Выдергивает руки, оставляя на запястьях красные полосы от его ногтей. Кожу жжет, но жжет отрезвляюще. Еще более отрезвляюще звучат слова:
— О, если бы я мог, я бы уже убил тебя!
Разом становится тихо. Сигюн отшатывается, в шоке округляет глаза. Все внутри опускается:
— Ты… пытался убить меня?..
— Хотел, — поправляет Локи, не отрицая.
— «Хотел»?!
Он закатывает глаза и отмахивается, точно от назойливой мухи:
— Это уже не важно.
— Это важно! — переходит на крик Сигюн. — Это моя жизнь!
— Твоя жизнь — моя жизнь! — в безапелляционной собственности заключает Локи.
И это доводит Сигюн до точки кипения.
— Я ненавижу тебя! — сквозь слезы зло шепчет она. Абсолютно напуганная собственными словами.
И Локи по-волчьи скалится.
— О, это взаимно.
Сигюн ненавидит ложь. Как оказалось, Судьба спутала ее с оной по рукам и ногам, окружила, как второй кожей, пропитав воздух, заставила дышать губительными спорами с самого детства. Сигюн ненавидит тайны. Тайны не содержат в себе ничего доброго, лишь погружают в боль при раскрытии. Сигюн ненавидит плакать — ее лицо краснеет и принимает крайне пугающий вид. Сигюн ненавидит злиться — эта эмоция вытравляет все светлое и живое. Сигюн терпеть не может, что из-за этого всего становится огрызающийся на всех подряд злобной волчицей.

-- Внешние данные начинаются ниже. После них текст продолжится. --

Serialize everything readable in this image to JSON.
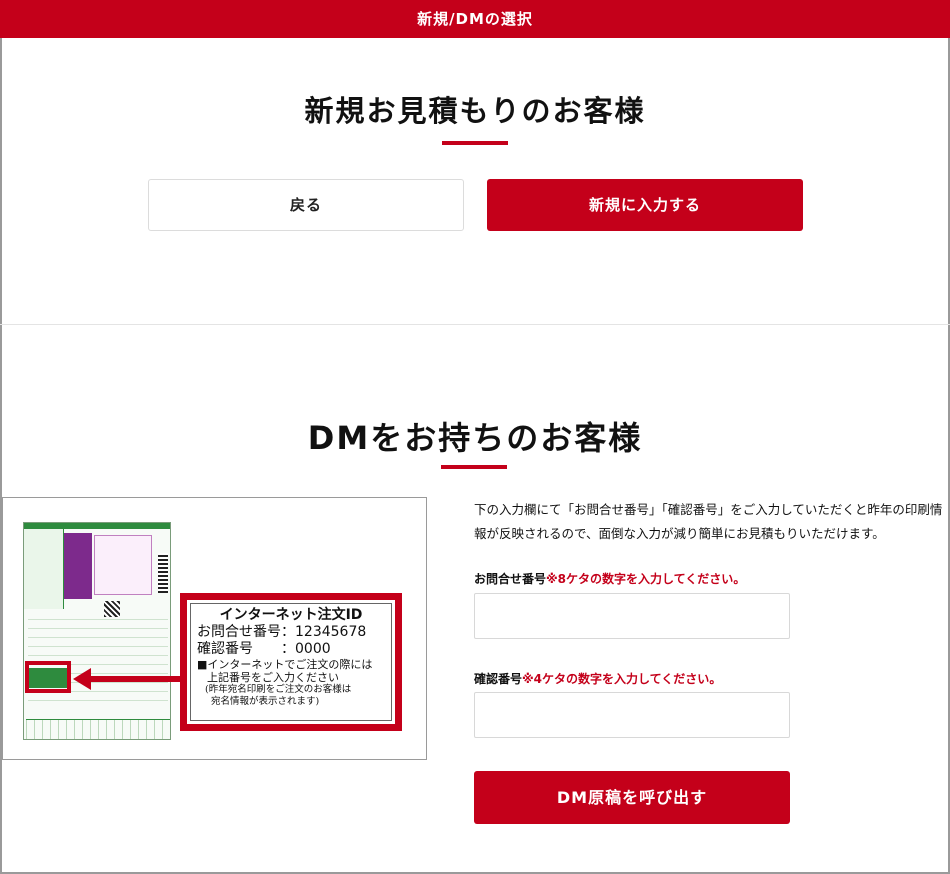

Но Сигюн не может не плакать, не может не злиться. Сигюн не может отделаться от чувства абсолютной беспомощности. Оно затягивает ее в мерзкую холодную трясину, леденя ступни и хватая склизкими лапами за лодыжки. Оно погружает в отчаяние, сдавливая со всех сторон и мешая дышать. С каждым днем Сигюн все больше кажется, что весь ее мир трещит по швам.

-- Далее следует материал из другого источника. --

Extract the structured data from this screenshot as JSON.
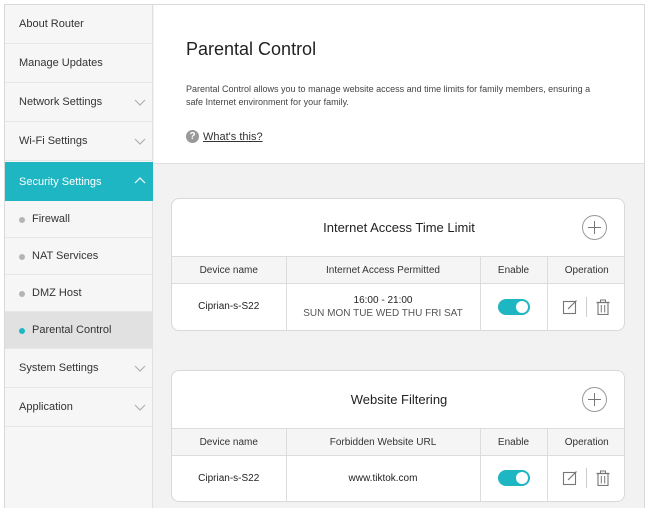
{
  "sidebar": {
    "items": [
      {
        "label": "About Router"
      },
      {
        "label": "Manage Updates"
      },
      {
        "label": "Network Settings"
      },
      {
        "label": "Wi-Fi Settings"
      },
      {
        "label": "Security Settings"
      },
      {
        "label": "System Settings"
      },
      {
        "label": "Application"
      }
    ],
    "security_sub": [
      {
        "label": "Firewall"
      },
      {
        "label": "NAT Services"
      },
      {
        "label": "DMZ Host"
      },
      {
        "label": "Parental Control"
      }
    ],
    "active_item": "Security Settings",
    "active_sub": "Parental Control"
  },
  "header": {
    "title": "Parental Control",
    "description": "Parental Control allows you to manage website access and time limits for family members, ensuring a safe Internet environment for your family.",
    "help_icon": "question-circle-icon",
    "help_label": "What's this?"
  },
  "time_limit": {
    "title": "Internet Access Time Limit",
    "columns": [
      "Device name",
      "Internet Access Permitted",
      "Enable",
      "Operation"
    ],
    "rows": [
      {
        "device": "Ciprian-s-S22",
        "time": "16:00 - 21:00",
        "days": "SUN MON TUE WED THU FRI SAT",
        "enabled": true
      }
    ]
  },
  "website_filtering": {
    "title": "Website Filtering",
    "columns": [
      "Device name",
      "Forbidden Website URL",
      "Enable",
      "Operation"
    ],
    "rows": [
      {
        "device": "Ciprian-s-S22",
        "url": "www.tiktok.com",
        "enabled": true
      }
    ]
  },
  "colors": {
    "accent": "#1fb6c4",
    "sidebar_bg": "#f6f6f6",
    "content_bg": "#f2f2f2"
  }
}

Соулмейт? Пара, предназначенная самой Судьбой? Не по собственному выбору, а по чужому? Это Сигюн уготовано?.. Она в замешательстве. Она хочет разобраться в себе. Понять, почему на самом деле испытывает столь терзающую душу опустошенность во время отсутствия Бога Коварства. Понять, почему все внутри буквально поет, стоит ему оказаться рядом. Понять, почему ее на самом деле к нему так влечет. Почему она столь отчаянно жаждет его голоса, его взгляда, его внимания. Его близости. Почему в тот роковой вечер глубоко внутри боролись два чувства: лютый страх и желание. Почему слова Локи, столь жестокие и безразличные, резанули по сердцу не хуже ножа, оставив глубокую кровоточащую рану. Почему от всего этого так невыносимо больно до горьких слез?

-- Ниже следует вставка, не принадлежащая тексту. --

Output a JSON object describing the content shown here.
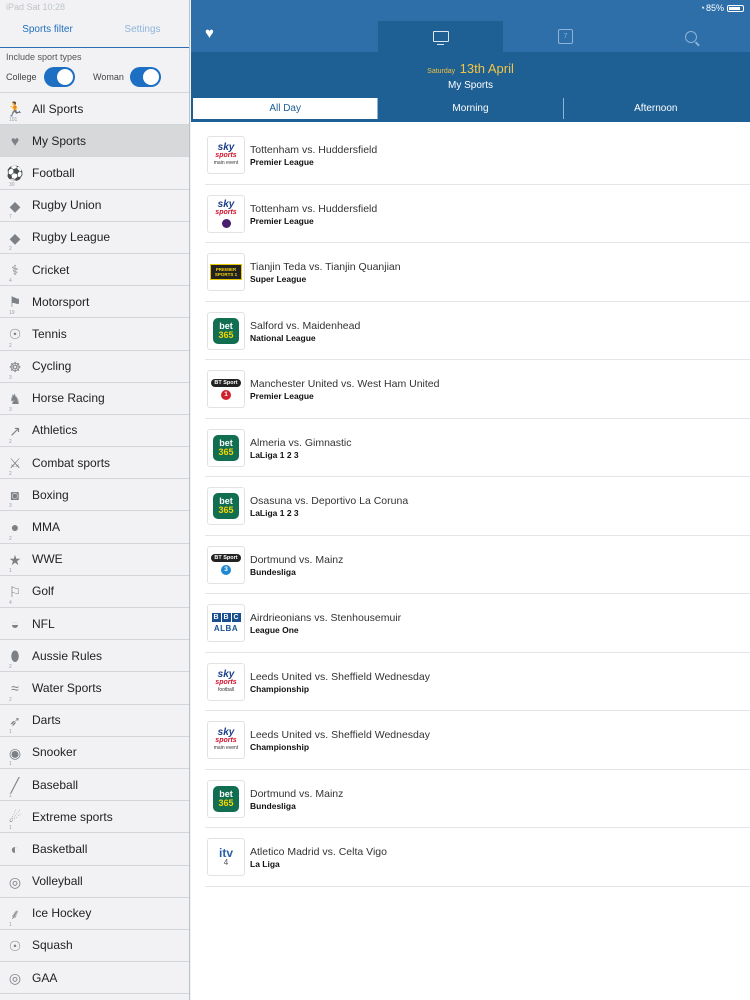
{
  "left_panel": {
    "status_text": "iPad  Sat 10:28",
    "tabs": {
      "filter": "Sports filter",
      "settings": "Settings"
    },
    "include_label": "Include sport types",
    "toggles": {
      "college": "College",
      "woman": "Woman"
    },
    "sports": [
      {
        "label": "All Sports",
        "icon": "running-person-icon",
        "count": "101"
      },
      {
        "label": "My Sports",
        "icon": "heart-icon",
        "count": ""
      },
      {
        "label": "Football",
        "icon": "soccer-ball-icon",
        "count": "30"
      },
      {
        "label": "Rugby Union",
        "icon": "rugby-ball-icon",
        "count": "7"
      },
      {
        "label": "Rugby League",
        "icon": "rugby-ball-icon",
        "count": "2"
      },
      {
        "label": "Cricket",
        "icon": "cricket-player-icon",
        "count": "4"
      },
      {
        "label": "Motorsport",
        "icon": "motorsport-icon",
        "count": "19"
      },
      {
        "label": "Tennis",
        "icon": "tennis-racket-icon",
        "count": "2"
      },
      {
        "label": "Cycling",
        "icon": "bicycle-icon",
        "count": "3"
      },
      {
        "label": "Horse Racing",
        "icon": "horse-icon",
        "count": "3"
      },
      {
        "label": "Athletics",
        "icon": "runner-icon",
        "count": "2"
      },
      {
        "label": "Combat sports",
        "icon": "martial-arts-icon",
        "count": "2"
      },
      {
        "label": "Boxing",
        "icon": "boxing-glove-icon",
        "count": "3"
      },
      {
        "label": "MMA",
        "icon": "fist-icon",
        "count": "2"
      },
      {
        "label": "WWE",
        "icon": "star-icon",
        "count": "1"
      },
      {
        "label": "Golf",
        "icon": "golf-flag-icon",
        "count": "4"
      },
      {
        "label": "NFL",
        "icon": "football-helmet-icon",
        "count": ""
      },
      {
        "label": "Aussie Rules",
        "icon": "aussie-rules-ball-icon",
        "count": "2"
      },
      {
        "label": "Water Sports",
        "icon": "swimmer-icon",
        "count": "2"
      },
      {
        "label": "Darts",
        "icon": "dart-icon",
        "count": "1"
      },
      {
        "label": "Snooker",
        "icon": "snooker-ball-icon",
        "count": "1"
      },
      {
        "label": "Baseball",
        "icon": "baseball-bat-icon",
        "count": "1"
      },
      {
        "label": "Extreme sports",
        "icon": "extreme-sports-icon",
        "count": "1"
      },
      {
        "label": "Basketball",
        "icon": "basketball-icon",
        "count": ""
      },
      {
        "label": "Volleyball",
        "icon": "volleyball-icon",
        "count": ""
      },
      {
        "label": "Ice Hockey",
        "icon": "hockey-stick-icon",
        "count": "1"
      },
      {
        "label": "Squash",
        "icon": "squash-racket-icon",
        "count": ""
      },
      {
        "label": "GAA",
        "icon": "gaa-ball-icon",
        "count": ""
      }
    ]
  },
  "right_panel": {
    "status": {
      "battery": "85%"
    },
    "nav_tabs": {
      "calendar_day": "7"
    },
    "date": {
      "day_name": "Saturday",
      "date": "13th April"
    },
    "section_title": "My Sports",
    "segments": [
      "All Day",
      "Morning",
      "Afternoon"
    ],
    "matches": [
      {
        "teams": "Tottenham vs. Huddersfield",
        "competition": "Premier League",
        "channel": "sky-main-event",
        "channel_text": [
          "sky",
          "sports",
          "main event"
        ]
      },
      {
        "teams": "Tottenham vs. Huddersfield",
        "competition": "Premier League",
        "channel": "sky-premier-league",
        "channel_text": [
          "sky",
          "sports"
        ]
      },
      {
        "teams": "Tianjin Teda vs. Tianjin Quanjian",
        "competition": "Super League",
        "channel": "premier-sports",
        "channel_text": [
          "PREMIER SPORTS 1"
        ]
      },
      {
        "teams": "Salford vs. Maidenhead",
        "competition": "National League",
        "channel": "bet365",
        "channel_text": [
          "bet",
          "365"
        ]
      },
      {
        "teams": "Manchester United vs. West Ham United",
        "competition": "Premier League",
        "channel": "bt-sport-1",
        "channel_text": [
          "BT Sport",
          "1"
        ]
      },
      {
        "teams": "Almeria vs. Gimnastic",
        "competition": "LaLiga 1 2 3",
        "channel": "bet365",
        "channel_text": [
          "bet",
          "365"
        ]
      },
      {
        "teams": "Osasuna vs. Deportivo La Coruna",
        "competition": "LaLiga 1 2 3",
        "channel": "bet365",
        "channel_text": [
          "bet",
          "365"
        ]
      },
      {
        "teams": "Dortmund vs. Mainz",
        "competition": "Bundesliga",
        "channel": "bt-sport-3",
        "channel_text": [
          "BT Sport",
          "3"
        ]
      },
      {
        "teams": "Airdrieonians vs. Stenhousemuir",
        "competition": "League One",
        "channel": "bbc-alba",
        "channel_text": [
          "B",
          "B",
          "C",
          "ALBA"
        ]
      },
      {
        "teams": "Leeds United vs. Sheffield Wednesday",
        "competition": "Championship",
        "channel": "sky-football",
        "channel_text": [
          "sky",
          "sports",
          "football"
        ]
      },
      {
        "teams": "Leeds United vs. Sheffield Wednesday",
        "competition": "Championship",
        "channel": "sky-main-event",
        "channel_text": [
          "sky",
          "sports",
          "main event"
        ]
      },
      {
        "teams": "Dortmund vs. Mainz",
        "competition": "Bundesliga",
        "channel": "bet365",
        "channel_text": [
          "bet",
          "365"
        ]
      },
      {
        "teams": "Atletico Madrid vs. Celta Vigo",
        "competition": "La Liga",
        "channel": "itv4",
        "channel_text": [
          "itv",
          "4"
        ]
      }
    ]
  },
  "colors": {
    "accent": "#2e6faa",
    "accent_dark": "#1e5f94",
    "date": "#f5c542",
    "bet365": "#126e51"
  }
}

Прямо сейчас Сигюн ненавидит Локи. Она хочет держаться от него как можно дальше.
Но Локи другого мнения.
Ему доставляет нездоровое удовольствие видеть ее хмурое лицо и горящий хлесткий взгляд, красноречиво говорящий, как ему здесь не рады. Его доводят до безумия и какого-то отчаянно-нездорового восторга ее ядовитые слова. Локи открывает для себя, что Сигюн потрясающе горяча в состоянии крайнего бешенства. Совершенно новая Сигюн. Та, что отчего-то больше наивно не попадается на его уловки. Та, что гонит его прочь. Та, что говорит ему «нет».
Локи забавляет и одновременно доводит до ярости, балансирующей на тонкой грани с похотью, нежелание строптивой девы принимать очевидное. Он может прочитать это в прерывистом дыхании, когда нагло нарушает установленные границы. В комкающих юбку пальцах. В румянце на щеках, пробивающимся через толстый слой пудры. В том как она на него смотрит. Хотя всячески отрицает это.